На самом деле ого. Тетка. Сохранившаяся весьма и весьма неплохо. Толстая, просто гигантская, не думал даже, что такие случались люди. Не распухшая, а именно толстая. Сине-черного цвета, как все остальные, с круглыми руками, с ногами, похожими на обрубки сосен.
— Как она ходила-то? — спросил Егор. — С таким весом?
— Может, ползала…
— Да… Она со старых времен такая? Или…
На самом деле вопрос. Если она еще тогда умерла, то так хорошо не сохранилась бы. Значит, не совсем давно, значит, могло что-то и остаться. Надеюсь…
— А с чего она тогда померла? — спросил Егор.
— Не знаю. Давай поглядим…
Мы стали осматривать жилище. В нем оказалось несколько комнат. Ничего полезного. Даже мебели нормальной — то из пластика сделанная, то железная, свитая из нержавеющих прутьев, на дрова такую не порубишь, она вообще ни на что не годна, и не посидишь с удовольствием. Какие-то вазы длинной формы, думал, в них что-то есть, разбил две штуки, окурки только.

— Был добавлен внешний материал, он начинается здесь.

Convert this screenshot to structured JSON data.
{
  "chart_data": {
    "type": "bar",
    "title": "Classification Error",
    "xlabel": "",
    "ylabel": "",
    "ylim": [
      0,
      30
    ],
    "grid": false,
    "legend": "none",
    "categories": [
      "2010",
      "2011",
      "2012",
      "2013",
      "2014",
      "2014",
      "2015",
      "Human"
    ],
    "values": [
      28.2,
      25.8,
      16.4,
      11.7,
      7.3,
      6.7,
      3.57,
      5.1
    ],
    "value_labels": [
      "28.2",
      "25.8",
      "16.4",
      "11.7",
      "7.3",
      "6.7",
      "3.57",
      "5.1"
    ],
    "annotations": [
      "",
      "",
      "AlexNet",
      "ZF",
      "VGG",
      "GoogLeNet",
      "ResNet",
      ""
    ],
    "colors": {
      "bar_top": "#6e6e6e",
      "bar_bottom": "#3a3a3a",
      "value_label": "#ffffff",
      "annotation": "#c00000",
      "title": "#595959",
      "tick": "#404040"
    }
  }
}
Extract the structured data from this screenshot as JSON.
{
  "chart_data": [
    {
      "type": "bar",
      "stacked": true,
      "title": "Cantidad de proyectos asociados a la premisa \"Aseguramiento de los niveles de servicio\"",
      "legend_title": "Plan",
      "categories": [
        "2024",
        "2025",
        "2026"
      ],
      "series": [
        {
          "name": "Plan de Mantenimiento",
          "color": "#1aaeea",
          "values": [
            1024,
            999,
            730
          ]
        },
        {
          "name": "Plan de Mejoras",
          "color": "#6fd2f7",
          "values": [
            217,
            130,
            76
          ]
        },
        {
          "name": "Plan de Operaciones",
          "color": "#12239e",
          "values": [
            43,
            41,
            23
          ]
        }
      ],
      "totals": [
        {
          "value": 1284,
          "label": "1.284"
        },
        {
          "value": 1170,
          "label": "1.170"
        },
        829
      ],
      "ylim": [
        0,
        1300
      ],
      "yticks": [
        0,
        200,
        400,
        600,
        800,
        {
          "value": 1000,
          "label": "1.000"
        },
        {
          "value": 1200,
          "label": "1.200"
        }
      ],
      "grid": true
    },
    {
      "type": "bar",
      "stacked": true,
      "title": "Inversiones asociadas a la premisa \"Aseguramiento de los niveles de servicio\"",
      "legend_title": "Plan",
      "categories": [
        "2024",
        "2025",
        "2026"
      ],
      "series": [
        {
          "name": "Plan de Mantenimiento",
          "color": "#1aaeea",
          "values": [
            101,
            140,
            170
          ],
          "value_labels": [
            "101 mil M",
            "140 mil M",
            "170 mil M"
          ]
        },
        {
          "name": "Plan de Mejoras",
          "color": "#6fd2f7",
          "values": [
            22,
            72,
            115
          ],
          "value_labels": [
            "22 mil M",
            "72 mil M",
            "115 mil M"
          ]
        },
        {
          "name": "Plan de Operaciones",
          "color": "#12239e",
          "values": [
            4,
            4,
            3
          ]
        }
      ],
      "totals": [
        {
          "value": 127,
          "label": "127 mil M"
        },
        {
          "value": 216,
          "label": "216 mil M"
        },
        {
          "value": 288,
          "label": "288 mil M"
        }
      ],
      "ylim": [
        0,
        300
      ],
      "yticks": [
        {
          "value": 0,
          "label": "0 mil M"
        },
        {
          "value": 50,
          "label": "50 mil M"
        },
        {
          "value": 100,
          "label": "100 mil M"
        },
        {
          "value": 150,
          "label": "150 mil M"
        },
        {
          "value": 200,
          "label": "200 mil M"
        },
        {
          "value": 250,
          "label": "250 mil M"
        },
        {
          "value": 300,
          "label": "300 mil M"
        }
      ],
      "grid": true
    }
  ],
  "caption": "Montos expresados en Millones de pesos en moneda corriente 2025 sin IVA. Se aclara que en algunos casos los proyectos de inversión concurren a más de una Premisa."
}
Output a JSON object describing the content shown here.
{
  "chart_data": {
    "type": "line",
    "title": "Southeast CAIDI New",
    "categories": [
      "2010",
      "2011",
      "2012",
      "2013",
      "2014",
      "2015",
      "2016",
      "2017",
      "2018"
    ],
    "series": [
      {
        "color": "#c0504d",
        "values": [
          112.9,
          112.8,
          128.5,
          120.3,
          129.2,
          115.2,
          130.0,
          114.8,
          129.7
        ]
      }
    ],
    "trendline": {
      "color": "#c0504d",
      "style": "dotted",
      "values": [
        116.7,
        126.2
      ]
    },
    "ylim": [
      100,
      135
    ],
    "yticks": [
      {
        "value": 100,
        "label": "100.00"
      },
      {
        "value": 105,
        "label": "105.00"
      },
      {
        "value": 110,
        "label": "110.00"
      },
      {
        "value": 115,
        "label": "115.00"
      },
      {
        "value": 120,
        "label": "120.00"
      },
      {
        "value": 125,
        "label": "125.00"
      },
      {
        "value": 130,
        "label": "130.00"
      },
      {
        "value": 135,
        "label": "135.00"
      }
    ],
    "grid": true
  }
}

На кухне тоже ничего, Егор заглянул в плиту, в холодильник, нет, аккуратная пустота.
— С чего она тогда умерла все-таки? — спросил он еще раз.
— Отравилась, — сказал я. — Скорее всего. Пожрать любила. Жрала, а посуду с балкона выбрасывала, жрала и выбрасывала. Так все и слопала. А как нечего стало, отравиться решила, не захотела мучительно помирать. А может, и по-другому…
— Как?
— Может, ей повезло. Брела себе, голодная и безнадежная, набрела на этот дом. В квартиру залезла, нашла припасы, давай жрать. Вот целую неделю и жрала с радости, а потом сердце не выдержало объедания — вот и результат.
— Разве так бывает? — не поверил Егор.
— Сколько хочешь. У нас в Рыбинске человек похоже помер. Весной дело было, пожрать нечего, пошли на старое поле…
— Куда?
— На поле. Раньше там картошка росла, потом лес поднялся, но картошка тоже осталась. Одичала, но все равно кое-где на полянках встречается, мы собираем. Пошли с утра, поле в полдень должно было встретиться, да плутанули видно, мутант замутил, крепко замутил… Я вспомнил. Тот день, весну, какое-то настроение хорошее, совсем не такое, как сейчас. Шагали по ельнику, смолу жевали. Ельник нас и подвел, ели, они все одинаковые, а день облачный выдался, солнце не очень проглядывало. Вот и пустились круги нарезать. Голодные, два дня ничего не ели, ну и еще этот день, на свежем воздухе. К картошке только к вечеру выбрели, почти перед сумерками. Много ее оказалось, видимо, осенью эту поляну пропустили. Набрали по два ведра клубней, подмороженная, правда, но ничего, есть можно. Напекли, поужинали, закопались, все как надо. А наутро один не раскопался, помер, вроде бы Федором звали. От внутреннего заворота. Проснулся он, значит, ночью от голода, помаялся и давай грызть сырую прошлогоднюю картошку. Изрядно слопал, уснул счастливый, во сне и помер, оторвалось что-то во внутренностях, захлебнулся кровью.
— Много есть — вредно, — сказал я. — Я вообще кучу народу знаю, которые через неумеренность пострадали. И почти все до смерти. Потому что…
— А почему она не сгнила? — перебил Егор. — Она это… Не бродячая случаем?
— Сходи, проверь, — посоветовал я.
Егор не стал проверять.
— Не сгнила, потому что жарко было — слишком быстро высохла, вот и все дела. Случается.
— Ясно. Ничего не нашли опять, — Егор поморщился. — Во всем доме есть нечего…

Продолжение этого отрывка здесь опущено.